In che modo di manifesta la malattia di Parkinson?

«Nella maggior parte dei casi si articola in tre distinte fasi. Quella iniziale è detta “luna di miele” perché i farmaci a disposizione ci permettono di aumentare la dopamina fino a garantire ai pazienti un’ottima qualità di vita. La fase intermedia registra invece la progressione della malattia e vede comparire le fluttuazioni motorie: periodi di benessere alternati ad altri periodi dal movimento rallentato, nonché la ricomparsa del tremore. Dopo dieci anni o più si entra infine nella fase avanzata: le fluttuazioni motorie diventano sempre più gravi e raggiungono quella situazione “on/off” in cui il paziente alterna lo stato di mobilità a quello di blocco motorio pressoché completo».

Quali sono i farmaci a disposizione dei pazienti?

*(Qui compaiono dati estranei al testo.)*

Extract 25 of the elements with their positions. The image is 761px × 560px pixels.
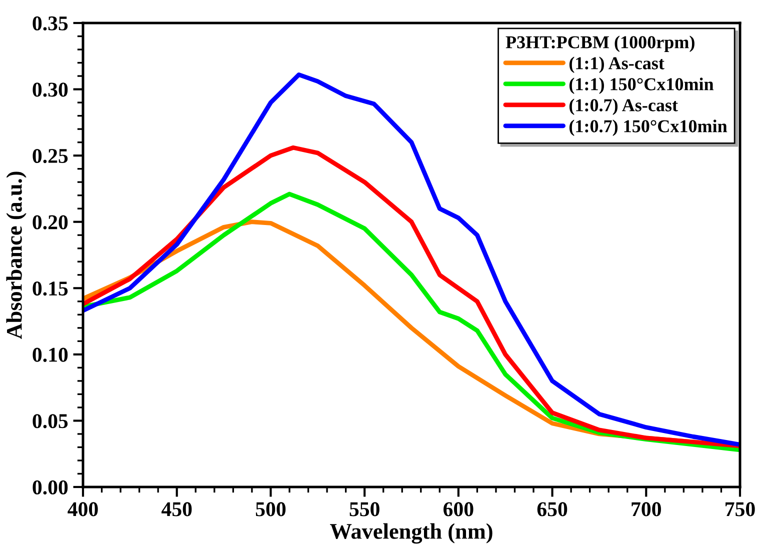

«Nelle prime due fasi della malattia i farmaci sono tanti, efficaci e in grado di garantire una terapia personalizzata. La scelta della terapia iniziale è fondamentale, soprattutto nei pazienti più giovani, perché può condizionare in modo anche significativo l’evoluzione della malattia. In fase avanzata, il paziente diventa invece molto complicato e deve essere gestito da un’équipe multidisciplinare: neurologo, fisiatra, fisioterapista, dietologo e foniatra. Quando le terapie tradizionali non riescono a migliorare le fluttuazioni motorie, in alcuni casi selezionati si può ricorrere a terapie particolari che a Torino vengono eseguite da molti anni con risultati apprezzabili, in grado di migliorare i sintomi della malattia in modo molto evidente, soprattutto tra i pazienti più giovani».

Quante e quali sono queste terapie così efficaci?

«Sono essenzialmente tre. L’infusione sottocutanea continua per 10-12 ore di un farmaco dopamino-agonista, l’infusione intestinale continua per 10-14 ore di un farmaco direttamente nel duodeno attraverso una Peg, l’intervento di stimolazione cerebrale profonda che prevede il posizionamento di due elettrodi permanenti all’interno del cervello del paziente in una struttura molto piccola ma importante perché responsabile dei sintomi parkinsoniani. In quest’ultimo caso, gli elettrodi vengono collegati a uno stimolatore posto sottocute nella regione pettorale, la stimolazione elettrica continua della regione cerebrale responsabile della fisiopatologia dei sintomi ne produce un evidente miglioramento».